Chegam alguns miseráveis artistas que decidiram abandonar o circo e começar uma vida estável. Para se instalarem na aldeia entendem que cada um deve exercer uma profissão. Para tanto resolvem tirar as profissões à sorte. E há uma jornalista, um militar, o anão a quem cabe ser padre, a Barbarela, a mulher barbuda, calha ser médica, a Hércules, a prostituta, a Flexor, calha ser o preto, porque todas as aldeias têm um preto.

Cada um veste com mais ou menos convicção o seu papel de uma forma onírica, delirante, perversa, terna. Vão constatando a sua incapacidade de sobreviver, o que se torna mais evidente com a chegada do dono do circo que volta a contratar alguns deles e segue rumo à próxima povoação onde o circo vai apresentar o seu espectáculo.

Ficamos com o gosto amargo deste mundo-circo onde muitas utopias se esboroam amargamente na areia do deserto.

domingo, 4 de julho de 2010

O GATO DE UPPSALA



Há livros de que começamos a gostar antes de começar a lê-los.

Li excelentes referências críticas a este livro. Pensei que Cristina Carvalho era uma jovem e prometedora escritora. Coloquei o livro na lista das urgências não excessivamente urgentes.

Conheci a Cristina na Literatura Em Viagem, esse magnífico encontro de literatura na Biblioteca de Matosinhos, organizado pelo Francisco Guedes. Descobri que eu e a Cristina somos da mesma idade. Mais ainda. Que ela é filha de um dos poetas que mais me marcou a mim e à minha geração. Nada menos que António Gedeão. Ficámos logo amigos. Aliás, já éramos amigos há 40 anos segundo a Cristina, só não nos conhecíamos pessoalmente.

Peguei no livro e fiquei rendido à primeira página. A prosa simples e doce conduz-nos por uma história delicada e encantadora que nos faz viver o ambiente alegre de uma primavera sueca no séc. XVII.
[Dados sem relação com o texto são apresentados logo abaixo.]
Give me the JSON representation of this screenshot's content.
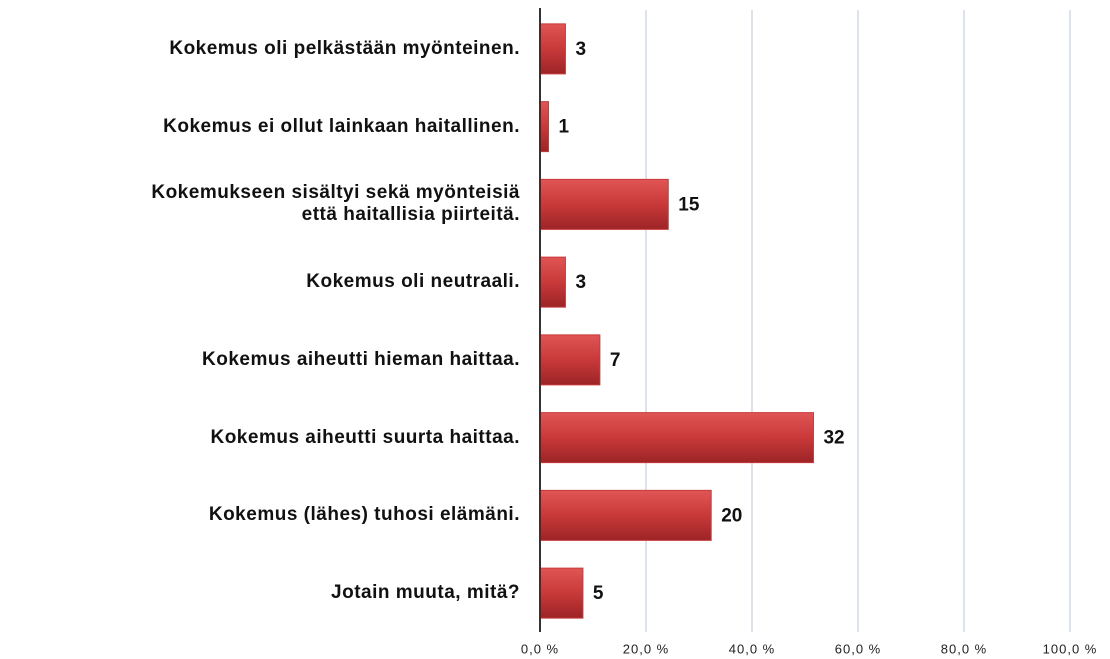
{
  "chart_data": {
    "type": "barh",
    "categories": [
      "Kokemus oli pelkästään myönteinen.",
      "Kokemus ei ollut lainkaan haitallinen.",
      "Kokemukseen sisältyi sekä myönteisiä\nettä haitallisia piirteitä.",
      "Kokemus oli neutraali.",
      "Kokemus aiheutti hieman haittaa.",
      "Kokemus aiheutti suurta haittaa.",
      "Kokemus (lähes) tuhosi elämäni.",
      "Jotain muuta, mitä?"
    ],
    "values": [
      4.8,
      1.6,
      24.2,
      4.8,
      11.3,
      51.6,
      32.3,
      8.1
    ],
    "data_labels": [
      "3",
      "1",
      "15",
      "3",
      "7",
      "32",
      "20",
      "5"
    ],
    "color": "#c9393a",
    "xlim": [
      0,
      100
    ],
    "xticks": [
      {
        "value": 0,
        "label": "0,0 %"
      },
      {
        "value": 20,
        "label": "20,0 %"
      },
      {
        "value": 40,
        "label": "40,0 %"
      },
      {
        "value": 60,
        "label": "60,0 %"
      },
      {
        "value": 80,
        "label": "80,0 %"
      },
      {
        "value": 100,
        "label": "100,0 %"
      }
    ],
    "grid": true
  }
}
Elvis, um jovem à procura de noiva, parte da sua terra no Norte da Suécia e vai encontrar Agnetta em Uppsala.

Para obter o consentimento do pai dela, necessário ao noivado, tem de passar uma prova terrível: enfrentar um urso na floresta. E Elvis mergulha na floresta e infrenta um urso talvez apenas em sonhos, mas, mesmo assim, conquista o direito ao namoro com a bela Agnetta.

Acompanhados pelo gato que se chama Gato e do qual nunca se separarão, partem a pé para Estocolmo para assistir ao lançamento ao mar do famoso Vassa, o maior navio de guerra construído até então.

O livro anuncia na capa que se trata de uma história maravilhosa para todas as idades. É verdade. Qualquer um, tenha que idade tiver, deixa-se encantar com a simplicidade feliz desta história. E nós precisamos e muito de histórias felizes para que a vida faça um pouco mais de sentido.

Diz a Cristuina a certo passo: "... umas vezes o tempo caminha, outras vezes o tempo dança, outras vezes o tempo cansa, outras vezes o tempo pisa, calca, amolga..."

O tempo de leitura deste romance é um tempo que dança. E isso é talvez o melhor que se possa dizer da leitura de um livro.